The guard took me to the museum infirmary, where I had better luck communicating with the doctor, who spoke English. The doctor at first thought she must be having trouble understanding me — after all, I had said I had just arrived that day? Surely, that was not right. No, I said, that was right — I had just gotten off the plane. She looked at me for a moment, shook her head, and gave me some apple juice.
After lying down, and having more apple juice and some glucose gel, I felt somewhat better. The doctor diagnosed severe jet-lag and low blood sugar, and ordered me to go back to my hotel and sleep. Which I did, after my friends (who had gone to security when I disappeared) retrieved me from the infirmary.

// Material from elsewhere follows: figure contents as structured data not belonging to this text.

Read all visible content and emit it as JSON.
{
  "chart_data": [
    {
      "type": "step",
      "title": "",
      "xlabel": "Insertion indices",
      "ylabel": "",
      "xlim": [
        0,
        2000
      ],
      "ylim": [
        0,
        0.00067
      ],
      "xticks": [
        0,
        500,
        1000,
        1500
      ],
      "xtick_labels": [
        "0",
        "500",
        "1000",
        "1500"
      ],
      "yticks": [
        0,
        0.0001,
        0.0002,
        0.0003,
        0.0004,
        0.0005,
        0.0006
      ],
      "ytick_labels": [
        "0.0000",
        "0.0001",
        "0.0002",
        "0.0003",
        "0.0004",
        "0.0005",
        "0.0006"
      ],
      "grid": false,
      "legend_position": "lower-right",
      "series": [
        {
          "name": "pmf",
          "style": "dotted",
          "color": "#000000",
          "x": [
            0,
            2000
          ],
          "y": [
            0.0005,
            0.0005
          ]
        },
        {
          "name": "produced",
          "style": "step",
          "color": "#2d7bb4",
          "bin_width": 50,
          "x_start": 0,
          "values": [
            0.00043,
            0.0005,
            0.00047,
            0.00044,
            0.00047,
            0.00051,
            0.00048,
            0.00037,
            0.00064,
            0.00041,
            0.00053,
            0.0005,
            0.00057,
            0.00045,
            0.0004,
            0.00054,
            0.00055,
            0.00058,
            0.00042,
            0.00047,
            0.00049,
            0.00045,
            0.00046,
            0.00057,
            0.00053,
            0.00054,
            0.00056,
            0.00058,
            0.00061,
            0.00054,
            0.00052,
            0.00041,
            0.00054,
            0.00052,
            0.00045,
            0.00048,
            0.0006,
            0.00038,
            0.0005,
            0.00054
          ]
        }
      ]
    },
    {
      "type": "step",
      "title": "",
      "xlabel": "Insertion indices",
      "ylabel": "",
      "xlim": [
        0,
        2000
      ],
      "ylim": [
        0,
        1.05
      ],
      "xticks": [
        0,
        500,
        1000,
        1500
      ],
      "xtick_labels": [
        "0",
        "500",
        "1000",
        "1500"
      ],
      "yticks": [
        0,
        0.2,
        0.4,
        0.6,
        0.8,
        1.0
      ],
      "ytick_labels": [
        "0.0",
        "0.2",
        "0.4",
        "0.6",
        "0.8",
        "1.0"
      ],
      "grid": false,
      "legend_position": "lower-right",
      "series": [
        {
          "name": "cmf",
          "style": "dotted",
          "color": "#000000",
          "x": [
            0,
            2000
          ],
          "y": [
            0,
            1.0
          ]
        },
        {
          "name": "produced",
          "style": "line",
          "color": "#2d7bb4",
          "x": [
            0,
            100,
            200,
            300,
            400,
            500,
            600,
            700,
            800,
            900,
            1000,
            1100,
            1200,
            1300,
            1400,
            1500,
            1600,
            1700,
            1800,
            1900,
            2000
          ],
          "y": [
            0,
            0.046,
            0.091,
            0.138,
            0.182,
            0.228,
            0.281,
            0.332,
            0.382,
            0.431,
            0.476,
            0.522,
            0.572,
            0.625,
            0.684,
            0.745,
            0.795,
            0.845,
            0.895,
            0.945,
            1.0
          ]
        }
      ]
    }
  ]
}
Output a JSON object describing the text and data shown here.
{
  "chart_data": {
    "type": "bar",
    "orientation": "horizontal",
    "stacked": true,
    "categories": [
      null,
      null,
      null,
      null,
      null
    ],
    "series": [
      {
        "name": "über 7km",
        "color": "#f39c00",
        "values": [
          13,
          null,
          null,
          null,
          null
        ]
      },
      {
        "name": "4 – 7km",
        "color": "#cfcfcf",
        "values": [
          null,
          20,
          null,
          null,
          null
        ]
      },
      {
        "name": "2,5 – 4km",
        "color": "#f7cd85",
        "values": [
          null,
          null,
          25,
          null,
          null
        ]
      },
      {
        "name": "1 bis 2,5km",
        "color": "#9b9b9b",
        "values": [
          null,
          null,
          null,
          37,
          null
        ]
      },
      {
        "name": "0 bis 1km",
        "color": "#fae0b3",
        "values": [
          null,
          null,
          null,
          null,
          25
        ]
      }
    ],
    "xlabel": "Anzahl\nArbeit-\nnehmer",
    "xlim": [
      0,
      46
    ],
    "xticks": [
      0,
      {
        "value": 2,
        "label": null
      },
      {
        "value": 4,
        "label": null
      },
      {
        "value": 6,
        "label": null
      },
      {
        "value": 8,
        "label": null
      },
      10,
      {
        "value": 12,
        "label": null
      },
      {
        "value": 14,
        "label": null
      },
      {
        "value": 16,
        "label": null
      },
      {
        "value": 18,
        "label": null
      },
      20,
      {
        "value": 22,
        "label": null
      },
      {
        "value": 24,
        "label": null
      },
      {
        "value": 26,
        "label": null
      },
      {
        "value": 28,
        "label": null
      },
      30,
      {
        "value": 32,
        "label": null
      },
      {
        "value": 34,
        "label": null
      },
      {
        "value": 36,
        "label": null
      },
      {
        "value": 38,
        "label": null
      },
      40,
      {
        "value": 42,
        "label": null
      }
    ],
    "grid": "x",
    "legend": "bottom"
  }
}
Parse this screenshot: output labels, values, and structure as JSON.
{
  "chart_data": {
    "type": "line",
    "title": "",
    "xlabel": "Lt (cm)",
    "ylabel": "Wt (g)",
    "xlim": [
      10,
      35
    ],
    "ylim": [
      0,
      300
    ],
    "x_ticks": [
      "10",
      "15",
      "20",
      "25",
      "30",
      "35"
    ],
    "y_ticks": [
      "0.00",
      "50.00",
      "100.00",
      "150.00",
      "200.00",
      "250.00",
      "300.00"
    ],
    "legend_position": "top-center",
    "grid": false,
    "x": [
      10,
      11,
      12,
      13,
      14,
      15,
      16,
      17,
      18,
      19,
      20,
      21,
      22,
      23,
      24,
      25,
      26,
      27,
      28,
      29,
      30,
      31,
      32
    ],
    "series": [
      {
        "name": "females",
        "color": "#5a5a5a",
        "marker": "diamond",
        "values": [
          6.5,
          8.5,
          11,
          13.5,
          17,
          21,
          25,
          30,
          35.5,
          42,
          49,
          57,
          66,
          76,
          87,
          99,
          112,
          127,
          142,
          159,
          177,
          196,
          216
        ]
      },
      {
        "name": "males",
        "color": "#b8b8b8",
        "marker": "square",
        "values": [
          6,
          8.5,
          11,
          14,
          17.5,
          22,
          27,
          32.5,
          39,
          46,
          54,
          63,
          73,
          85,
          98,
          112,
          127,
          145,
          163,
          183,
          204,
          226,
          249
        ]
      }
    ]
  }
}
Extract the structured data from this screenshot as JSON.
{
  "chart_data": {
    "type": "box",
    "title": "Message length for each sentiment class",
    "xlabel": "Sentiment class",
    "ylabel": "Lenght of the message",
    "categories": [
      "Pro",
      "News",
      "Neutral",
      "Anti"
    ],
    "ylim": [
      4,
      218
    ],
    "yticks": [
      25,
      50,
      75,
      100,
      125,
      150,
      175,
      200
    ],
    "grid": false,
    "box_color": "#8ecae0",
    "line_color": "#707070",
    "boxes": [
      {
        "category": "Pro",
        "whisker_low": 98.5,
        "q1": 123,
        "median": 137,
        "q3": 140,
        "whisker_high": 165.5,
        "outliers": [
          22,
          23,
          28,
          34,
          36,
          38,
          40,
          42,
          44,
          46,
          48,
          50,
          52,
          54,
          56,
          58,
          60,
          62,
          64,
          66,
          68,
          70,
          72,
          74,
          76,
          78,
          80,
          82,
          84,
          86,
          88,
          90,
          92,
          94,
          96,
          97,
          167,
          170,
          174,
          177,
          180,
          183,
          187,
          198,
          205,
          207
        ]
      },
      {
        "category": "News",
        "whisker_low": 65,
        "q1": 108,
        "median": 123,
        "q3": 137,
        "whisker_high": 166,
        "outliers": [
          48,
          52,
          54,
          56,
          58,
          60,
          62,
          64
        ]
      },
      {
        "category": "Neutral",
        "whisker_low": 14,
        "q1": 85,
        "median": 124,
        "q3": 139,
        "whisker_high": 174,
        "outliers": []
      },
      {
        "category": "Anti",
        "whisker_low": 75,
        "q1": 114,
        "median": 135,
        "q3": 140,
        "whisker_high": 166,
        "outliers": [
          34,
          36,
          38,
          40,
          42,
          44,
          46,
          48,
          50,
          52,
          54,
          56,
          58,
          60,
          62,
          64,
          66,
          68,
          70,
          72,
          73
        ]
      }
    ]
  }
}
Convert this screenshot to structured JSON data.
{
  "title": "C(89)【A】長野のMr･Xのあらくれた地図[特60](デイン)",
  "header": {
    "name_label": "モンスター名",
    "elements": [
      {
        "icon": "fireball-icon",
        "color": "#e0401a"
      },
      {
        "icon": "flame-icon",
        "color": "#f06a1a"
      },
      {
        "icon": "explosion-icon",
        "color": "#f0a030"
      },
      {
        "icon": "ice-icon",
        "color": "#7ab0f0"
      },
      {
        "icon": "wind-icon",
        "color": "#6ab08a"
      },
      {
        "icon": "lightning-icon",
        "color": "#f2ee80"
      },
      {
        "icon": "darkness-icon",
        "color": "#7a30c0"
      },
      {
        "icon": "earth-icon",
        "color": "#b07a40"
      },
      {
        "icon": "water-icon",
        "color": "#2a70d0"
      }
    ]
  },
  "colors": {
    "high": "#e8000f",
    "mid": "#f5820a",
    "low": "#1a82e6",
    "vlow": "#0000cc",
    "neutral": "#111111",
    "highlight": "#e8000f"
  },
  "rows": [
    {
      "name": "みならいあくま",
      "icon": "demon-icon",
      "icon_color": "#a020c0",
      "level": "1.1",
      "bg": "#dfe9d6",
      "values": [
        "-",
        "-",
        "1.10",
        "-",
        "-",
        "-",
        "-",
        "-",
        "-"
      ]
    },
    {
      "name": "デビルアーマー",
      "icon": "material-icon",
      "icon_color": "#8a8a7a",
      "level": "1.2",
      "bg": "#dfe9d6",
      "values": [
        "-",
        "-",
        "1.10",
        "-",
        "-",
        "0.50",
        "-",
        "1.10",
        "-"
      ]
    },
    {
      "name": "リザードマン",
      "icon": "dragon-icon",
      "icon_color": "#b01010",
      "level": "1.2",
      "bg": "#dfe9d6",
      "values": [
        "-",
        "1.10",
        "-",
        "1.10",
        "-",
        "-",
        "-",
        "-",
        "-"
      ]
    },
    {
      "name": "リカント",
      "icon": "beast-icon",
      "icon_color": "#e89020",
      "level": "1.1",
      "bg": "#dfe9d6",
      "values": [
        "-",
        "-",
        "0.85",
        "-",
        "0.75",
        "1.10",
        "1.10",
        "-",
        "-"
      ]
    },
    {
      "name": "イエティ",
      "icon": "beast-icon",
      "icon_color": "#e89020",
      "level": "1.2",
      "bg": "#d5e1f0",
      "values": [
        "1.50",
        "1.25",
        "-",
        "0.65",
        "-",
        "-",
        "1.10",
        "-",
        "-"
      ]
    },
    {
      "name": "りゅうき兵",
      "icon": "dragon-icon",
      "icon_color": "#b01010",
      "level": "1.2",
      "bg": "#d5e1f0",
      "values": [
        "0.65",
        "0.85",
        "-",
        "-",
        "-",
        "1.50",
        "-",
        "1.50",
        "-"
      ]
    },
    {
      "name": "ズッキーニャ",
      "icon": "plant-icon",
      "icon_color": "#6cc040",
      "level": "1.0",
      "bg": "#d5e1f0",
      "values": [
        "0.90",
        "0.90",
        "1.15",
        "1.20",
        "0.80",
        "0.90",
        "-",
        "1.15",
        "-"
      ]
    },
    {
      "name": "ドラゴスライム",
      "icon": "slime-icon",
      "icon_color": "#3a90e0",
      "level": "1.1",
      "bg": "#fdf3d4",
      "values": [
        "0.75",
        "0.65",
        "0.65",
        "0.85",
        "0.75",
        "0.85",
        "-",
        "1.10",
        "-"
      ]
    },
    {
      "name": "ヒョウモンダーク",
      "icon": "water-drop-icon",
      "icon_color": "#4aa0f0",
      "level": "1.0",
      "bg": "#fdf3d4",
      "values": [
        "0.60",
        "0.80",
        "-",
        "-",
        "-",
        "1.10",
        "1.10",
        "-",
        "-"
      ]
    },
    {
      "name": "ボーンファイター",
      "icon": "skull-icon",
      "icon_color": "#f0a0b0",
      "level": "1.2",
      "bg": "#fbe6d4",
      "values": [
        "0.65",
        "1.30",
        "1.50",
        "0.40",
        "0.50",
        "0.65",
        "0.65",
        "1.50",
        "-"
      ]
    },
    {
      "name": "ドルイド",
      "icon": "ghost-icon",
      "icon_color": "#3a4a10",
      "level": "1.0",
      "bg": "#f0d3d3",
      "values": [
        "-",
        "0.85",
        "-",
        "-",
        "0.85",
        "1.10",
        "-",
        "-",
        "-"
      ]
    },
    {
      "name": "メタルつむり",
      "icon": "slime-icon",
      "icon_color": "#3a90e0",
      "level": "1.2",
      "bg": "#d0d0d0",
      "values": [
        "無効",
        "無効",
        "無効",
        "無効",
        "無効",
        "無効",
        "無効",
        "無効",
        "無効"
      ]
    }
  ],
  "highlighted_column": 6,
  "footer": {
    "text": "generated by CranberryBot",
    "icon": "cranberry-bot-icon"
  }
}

Two days later, when I came back to the Prado, I had no desire whatsoever to see anymore of Bosch’s handiwork. I avoided the Bosch room completely, and instead concentrated on the Spanish painting on the upper floors, including the heartrending “Third of May” by Goya. (Goya himself had a few strange episodes: there is a room devoted to the “Black Goyas”, which are bizarre and grotesque paintings Goya did toward the end of his life. The most well-known of these is probably “Saturn Devouring One of His Children“.)
I would have thought no more of it, except “Prado moment” became a byword on that trip. A couple of weekends later, when I finally returned to the group after getting lost looking for restrooms at the Alhambra, my husband remarked, “Thank goodness. I thought you were having another Prado moment.”
Of course not, silly. There are no Bosches at the Alhambra.